Para mais informações sobre o monitoramento do Orçamento Público realizado pelo CFEMEA, ver a recente publicação “Qual o orçamento para a saúde das mulheres?”, disponível em: http://www.cfemea.org.br/index.php?option=com_jdownloads&Itemid=128&task=view.download&cid=96
7.O que representa para o movimento feminista a MP 557/2011 ter perdido validade? Foi uma conquista popular?
O fato de a equivocada Medida Provisória nº 557/2011 ter perdido a validade no dia 31 de maio, no mês de combate à mortalidade materna (comemorado em 28 de maio) representa uma importante vitória da incansável ação articulada dos movimentos feministas. É uma conquista alcançada a partir da conjugação de esforços com vários movimentos que atuam no campo da saúde e dos direitos humanos. Expressa, ademais, a autonomia política de segmentos da sociedade civil organizada frente ao governo, componente indispensável à defesa de direitos. Pode também ser considerada uma conquista para todas as mulheres e uma conquista popular democrática, na medida em que foi capaz de impedir a votação de uma medida retrógrada, corporificada em um instrumento autoritário, resquício do período da ditadura militar, como é uma Medida Provisória. Defendemos políticas públicas construídas de forma coletiva e democrática, com diálogo e participação popular.
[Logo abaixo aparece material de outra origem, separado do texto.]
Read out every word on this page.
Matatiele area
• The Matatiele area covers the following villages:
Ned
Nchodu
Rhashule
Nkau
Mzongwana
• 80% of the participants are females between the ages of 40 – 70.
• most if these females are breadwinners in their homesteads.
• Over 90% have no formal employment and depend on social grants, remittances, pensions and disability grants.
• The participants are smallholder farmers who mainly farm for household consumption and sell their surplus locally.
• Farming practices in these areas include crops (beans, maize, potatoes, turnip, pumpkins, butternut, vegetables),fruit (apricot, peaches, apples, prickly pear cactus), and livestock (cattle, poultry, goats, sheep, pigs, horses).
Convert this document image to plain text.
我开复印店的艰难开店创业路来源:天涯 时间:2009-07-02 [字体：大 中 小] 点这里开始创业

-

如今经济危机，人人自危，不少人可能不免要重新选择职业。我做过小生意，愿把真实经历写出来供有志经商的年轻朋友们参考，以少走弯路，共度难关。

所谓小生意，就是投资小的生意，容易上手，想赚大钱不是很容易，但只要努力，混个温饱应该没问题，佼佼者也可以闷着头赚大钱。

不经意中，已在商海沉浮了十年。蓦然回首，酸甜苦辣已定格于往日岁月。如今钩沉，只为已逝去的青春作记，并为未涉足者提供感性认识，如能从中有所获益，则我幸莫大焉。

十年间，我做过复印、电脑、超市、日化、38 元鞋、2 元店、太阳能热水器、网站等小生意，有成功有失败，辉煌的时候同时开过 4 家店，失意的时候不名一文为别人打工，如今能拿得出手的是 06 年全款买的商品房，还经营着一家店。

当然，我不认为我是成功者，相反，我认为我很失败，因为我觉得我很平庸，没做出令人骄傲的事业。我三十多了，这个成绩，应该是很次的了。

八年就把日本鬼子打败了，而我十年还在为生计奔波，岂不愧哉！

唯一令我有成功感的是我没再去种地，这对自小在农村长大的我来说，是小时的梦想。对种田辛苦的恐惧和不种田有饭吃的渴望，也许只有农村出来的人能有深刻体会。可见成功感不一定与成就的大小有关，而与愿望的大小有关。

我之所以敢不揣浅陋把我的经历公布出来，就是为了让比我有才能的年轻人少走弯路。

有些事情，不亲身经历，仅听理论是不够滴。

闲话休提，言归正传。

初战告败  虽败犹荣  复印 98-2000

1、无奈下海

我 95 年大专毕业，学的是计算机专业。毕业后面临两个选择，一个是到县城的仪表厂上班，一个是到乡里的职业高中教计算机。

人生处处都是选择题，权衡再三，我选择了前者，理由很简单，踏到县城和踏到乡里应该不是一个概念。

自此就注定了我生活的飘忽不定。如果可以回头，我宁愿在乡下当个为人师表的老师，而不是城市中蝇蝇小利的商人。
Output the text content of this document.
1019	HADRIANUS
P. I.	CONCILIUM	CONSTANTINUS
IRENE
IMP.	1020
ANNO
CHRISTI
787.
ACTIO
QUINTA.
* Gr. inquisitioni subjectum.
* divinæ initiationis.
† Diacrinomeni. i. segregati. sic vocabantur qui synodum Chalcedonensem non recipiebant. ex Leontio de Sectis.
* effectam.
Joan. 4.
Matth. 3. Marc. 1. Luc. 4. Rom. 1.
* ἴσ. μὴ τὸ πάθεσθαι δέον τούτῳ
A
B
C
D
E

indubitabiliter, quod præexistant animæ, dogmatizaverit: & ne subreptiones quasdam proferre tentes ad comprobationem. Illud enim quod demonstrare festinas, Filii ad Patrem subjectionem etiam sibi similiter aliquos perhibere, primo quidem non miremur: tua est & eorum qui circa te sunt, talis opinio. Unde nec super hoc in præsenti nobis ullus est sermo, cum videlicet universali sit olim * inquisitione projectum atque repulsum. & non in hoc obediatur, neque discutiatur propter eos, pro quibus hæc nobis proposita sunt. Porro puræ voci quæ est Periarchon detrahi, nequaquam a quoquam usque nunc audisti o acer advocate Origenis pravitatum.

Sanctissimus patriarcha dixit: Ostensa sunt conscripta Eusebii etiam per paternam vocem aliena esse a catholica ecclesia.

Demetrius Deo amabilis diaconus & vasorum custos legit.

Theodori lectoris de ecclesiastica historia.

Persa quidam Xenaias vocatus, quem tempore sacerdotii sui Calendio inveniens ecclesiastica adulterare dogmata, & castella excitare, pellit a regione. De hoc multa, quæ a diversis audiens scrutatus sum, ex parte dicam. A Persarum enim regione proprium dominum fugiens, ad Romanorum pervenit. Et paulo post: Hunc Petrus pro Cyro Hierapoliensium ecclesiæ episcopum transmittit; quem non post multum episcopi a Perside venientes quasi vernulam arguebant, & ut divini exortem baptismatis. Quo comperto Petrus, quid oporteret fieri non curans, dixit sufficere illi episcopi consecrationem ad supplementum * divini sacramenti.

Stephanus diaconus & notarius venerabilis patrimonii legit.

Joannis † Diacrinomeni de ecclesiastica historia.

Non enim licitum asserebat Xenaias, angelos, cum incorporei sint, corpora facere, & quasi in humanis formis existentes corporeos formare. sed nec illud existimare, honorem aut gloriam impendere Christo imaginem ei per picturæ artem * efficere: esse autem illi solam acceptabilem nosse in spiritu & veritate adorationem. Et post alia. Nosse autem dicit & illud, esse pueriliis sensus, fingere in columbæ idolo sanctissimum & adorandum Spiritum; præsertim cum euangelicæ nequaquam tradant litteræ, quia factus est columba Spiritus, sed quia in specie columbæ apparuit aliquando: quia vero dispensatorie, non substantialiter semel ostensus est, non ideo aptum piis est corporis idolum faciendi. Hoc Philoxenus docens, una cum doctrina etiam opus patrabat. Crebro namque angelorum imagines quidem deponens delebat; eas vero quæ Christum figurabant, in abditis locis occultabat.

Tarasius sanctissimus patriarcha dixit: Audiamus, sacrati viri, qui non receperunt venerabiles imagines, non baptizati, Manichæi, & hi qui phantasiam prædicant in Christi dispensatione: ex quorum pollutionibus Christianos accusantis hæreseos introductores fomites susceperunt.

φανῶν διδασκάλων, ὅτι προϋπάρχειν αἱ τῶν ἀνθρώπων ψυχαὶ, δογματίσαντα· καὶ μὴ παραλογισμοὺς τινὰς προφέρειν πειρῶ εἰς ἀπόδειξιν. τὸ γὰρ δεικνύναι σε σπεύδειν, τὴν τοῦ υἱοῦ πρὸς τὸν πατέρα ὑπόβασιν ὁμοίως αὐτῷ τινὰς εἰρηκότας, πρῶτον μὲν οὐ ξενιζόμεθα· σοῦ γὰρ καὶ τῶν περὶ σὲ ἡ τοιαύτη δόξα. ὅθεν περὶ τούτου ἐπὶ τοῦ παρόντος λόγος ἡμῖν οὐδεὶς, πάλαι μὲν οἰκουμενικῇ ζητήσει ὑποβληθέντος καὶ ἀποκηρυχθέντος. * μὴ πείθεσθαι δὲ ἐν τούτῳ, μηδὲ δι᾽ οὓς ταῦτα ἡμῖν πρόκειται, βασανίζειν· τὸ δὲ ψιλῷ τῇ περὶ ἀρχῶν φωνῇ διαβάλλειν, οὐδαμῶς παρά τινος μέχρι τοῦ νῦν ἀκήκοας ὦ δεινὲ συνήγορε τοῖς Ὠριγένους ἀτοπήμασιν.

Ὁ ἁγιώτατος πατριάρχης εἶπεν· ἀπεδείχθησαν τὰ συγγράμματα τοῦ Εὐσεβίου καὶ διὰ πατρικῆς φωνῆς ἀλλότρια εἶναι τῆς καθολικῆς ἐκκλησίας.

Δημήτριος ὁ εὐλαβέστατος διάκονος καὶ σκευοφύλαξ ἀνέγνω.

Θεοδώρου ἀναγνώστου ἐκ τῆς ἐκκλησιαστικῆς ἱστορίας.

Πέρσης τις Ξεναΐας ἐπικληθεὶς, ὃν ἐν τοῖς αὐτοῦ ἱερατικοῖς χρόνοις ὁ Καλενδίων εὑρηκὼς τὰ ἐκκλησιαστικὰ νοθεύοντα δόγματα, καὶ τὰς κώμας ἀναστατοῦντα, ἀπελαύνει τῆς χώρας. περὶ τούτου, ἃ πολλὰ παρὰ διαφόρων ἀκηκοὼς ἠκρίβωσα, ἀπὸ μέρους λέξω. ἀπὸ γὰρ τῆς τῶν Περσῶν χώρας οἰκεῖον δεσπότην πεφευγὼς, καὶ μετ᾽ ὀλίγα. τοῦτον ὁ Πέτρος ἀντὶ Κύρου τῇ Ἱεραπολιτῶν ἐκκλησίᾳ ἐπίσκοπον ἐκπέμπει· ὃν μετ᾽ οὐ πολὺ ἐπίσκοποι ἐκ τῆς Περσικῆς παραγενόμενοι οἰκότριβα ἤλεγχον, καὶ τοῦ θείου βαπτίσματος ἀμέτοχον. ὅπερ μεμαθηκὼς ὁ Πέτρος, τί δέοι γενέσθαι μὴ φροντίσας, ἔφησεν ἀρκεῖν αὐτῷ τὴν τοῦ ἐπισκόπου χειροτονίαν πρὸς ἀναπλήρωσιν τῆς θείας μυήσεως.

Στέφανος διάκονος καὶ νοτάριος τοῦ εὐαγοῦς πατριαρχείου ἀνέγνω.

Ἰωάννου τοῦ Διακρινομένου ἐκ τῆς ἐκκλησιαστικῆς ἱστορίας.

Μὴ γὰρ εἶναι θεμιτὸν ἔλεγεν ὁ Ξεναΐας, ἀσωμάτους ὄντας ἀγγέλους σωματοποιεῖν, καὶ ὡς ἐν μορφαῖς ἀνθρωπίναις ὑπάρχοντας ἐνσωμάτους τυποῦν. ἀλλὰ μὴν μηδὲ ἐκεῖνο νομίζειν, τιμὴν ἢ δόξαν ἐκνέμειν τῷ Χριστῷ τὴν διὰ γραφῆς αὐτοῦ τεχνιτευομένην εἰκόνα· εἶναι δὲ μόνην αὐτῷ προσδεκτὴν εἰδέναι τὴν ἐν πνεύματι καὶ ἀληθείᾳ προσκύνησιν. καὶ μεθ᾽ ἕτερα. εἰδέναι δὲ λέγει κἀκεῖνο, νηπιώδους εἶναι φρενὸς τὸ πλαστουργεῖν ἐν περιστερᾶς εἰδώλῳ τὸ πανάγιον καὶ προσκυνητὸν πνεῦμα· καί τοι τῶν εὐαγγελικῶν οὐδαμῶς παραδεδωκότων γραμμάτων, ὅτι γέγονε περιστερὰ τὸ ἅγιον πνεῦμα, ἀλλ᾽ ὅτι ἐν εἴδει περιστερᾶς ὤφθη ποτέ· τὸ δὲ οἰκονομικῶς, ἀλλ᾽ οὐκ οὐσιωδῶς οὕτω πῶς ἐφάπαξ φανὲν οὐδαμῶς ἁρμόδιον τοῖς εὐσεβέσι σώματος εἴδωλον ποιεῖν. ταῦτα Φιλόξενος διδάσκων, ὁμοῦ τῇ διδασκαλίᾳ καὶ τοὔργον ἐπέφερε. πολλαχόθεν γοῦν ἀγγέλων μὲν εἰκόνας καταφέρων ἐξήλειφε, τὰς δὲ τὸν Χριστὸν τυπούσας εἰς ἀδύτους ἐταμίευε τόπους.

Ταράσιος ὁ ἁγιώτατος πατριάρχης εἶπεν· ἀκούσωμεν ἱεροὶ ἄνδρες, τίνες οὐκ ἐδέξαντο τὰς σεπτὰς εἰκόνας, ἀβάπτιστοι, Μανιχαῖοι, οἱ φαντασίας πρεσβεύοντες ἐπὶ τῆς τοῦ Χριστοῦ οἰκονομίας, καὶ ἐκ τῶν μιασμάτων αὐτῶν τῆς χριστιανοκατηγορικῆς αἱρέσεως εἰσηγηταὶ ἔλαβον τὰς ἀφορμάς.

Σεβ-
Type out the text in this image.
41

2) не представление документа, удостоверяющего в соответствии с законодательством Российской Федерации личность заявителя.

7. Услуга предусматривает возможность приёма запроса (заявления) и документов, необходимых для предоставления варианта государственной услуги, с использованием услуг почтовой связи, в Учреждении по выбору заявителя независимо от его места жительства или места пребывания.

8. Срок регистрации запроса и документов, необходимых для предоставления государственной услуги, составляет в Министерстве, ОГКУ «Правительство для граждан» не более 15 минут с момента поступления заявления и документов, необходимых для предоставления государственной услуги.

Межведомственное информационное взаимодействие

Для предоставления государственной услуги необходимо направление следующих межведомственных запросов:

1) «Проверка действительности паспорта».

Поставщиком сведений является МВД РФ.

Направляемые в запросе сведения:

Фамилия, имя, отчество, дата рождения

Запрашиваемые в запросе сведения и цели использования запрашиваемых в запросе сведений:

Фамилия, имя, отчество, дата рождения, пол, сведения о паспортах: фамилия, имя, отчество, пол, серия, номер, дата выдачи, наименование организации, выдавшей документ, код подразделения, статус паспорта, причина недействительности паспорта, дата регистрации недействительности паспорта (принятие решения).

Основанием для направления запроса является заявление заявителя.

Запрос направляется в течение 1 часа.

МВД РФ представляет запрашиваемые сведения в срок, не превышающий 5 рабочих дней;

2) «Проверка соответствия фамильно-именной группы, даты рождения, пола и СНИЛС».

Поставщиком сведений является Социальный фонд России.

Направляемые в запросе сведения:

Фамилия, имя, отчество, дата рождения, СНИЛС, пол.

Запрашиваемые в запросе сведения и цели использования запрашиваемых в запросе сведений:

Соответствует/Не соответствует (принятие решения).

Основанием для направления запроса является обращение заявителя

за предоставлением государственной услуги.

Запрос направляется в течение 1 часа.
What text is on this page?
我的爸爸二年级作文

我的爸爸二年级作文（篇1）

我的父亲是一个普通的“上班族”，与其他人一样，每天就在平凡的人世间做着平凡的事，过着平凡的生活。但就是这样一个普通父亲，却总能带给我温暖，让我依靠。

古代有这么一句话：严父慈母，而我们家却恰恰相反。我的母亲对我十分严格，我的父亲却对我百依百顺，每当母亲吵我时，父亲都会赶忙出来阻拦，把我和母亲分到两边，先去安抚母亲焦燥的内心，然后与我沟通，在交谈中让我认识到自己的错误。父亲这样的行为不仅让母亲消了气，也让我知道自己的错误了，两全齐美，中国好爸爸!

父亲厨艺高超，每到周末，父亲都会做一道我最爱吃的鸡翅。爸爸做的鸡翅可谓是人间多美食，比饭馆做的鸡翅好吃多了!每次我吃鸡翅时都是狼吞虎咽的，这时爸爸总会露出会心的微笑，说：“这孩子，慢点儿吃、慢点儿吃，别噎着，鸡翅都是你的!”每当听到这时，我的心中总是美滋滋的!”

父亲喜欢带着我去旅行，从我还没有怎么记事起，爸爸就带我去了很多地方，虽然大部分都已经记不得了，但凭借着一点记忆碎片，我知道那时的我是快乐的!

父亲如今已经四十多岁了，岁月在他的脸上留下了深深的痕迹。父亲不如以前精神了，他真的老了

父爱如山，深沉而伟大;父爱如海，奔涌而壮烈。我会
Por fim, reafirmamos que para reduzir a mortalidade materna no Brasil, e punir seus responsáveis, é imprescindível o imediato investimento, financiamento e monitoramento da implementação da Política Nacional de Atenção Integral à Saúde da Mulher/ PNAISM e da Política Nacional de Saúde Integral da População Negra (Lei n. 12.228/11). Para além da atenção ao parto, é necessária atenção ao planejamento familiar, a utilização de parteiras tradicionais em determinados contextos, orientação ao pós-abortamento e aborto legal, o uso de tecnologias apropriadas, o atendimento profissional capacitado e a atenção institucional ao parto, prevenção e cuidado ao câncer, atendimento às mulheres com HIV/AIDS, enfim, estratégias que ultrapassam a visão momentânea materna infantil e garantem a redução da morte materna, considerando a integralidade da saúde da mulher.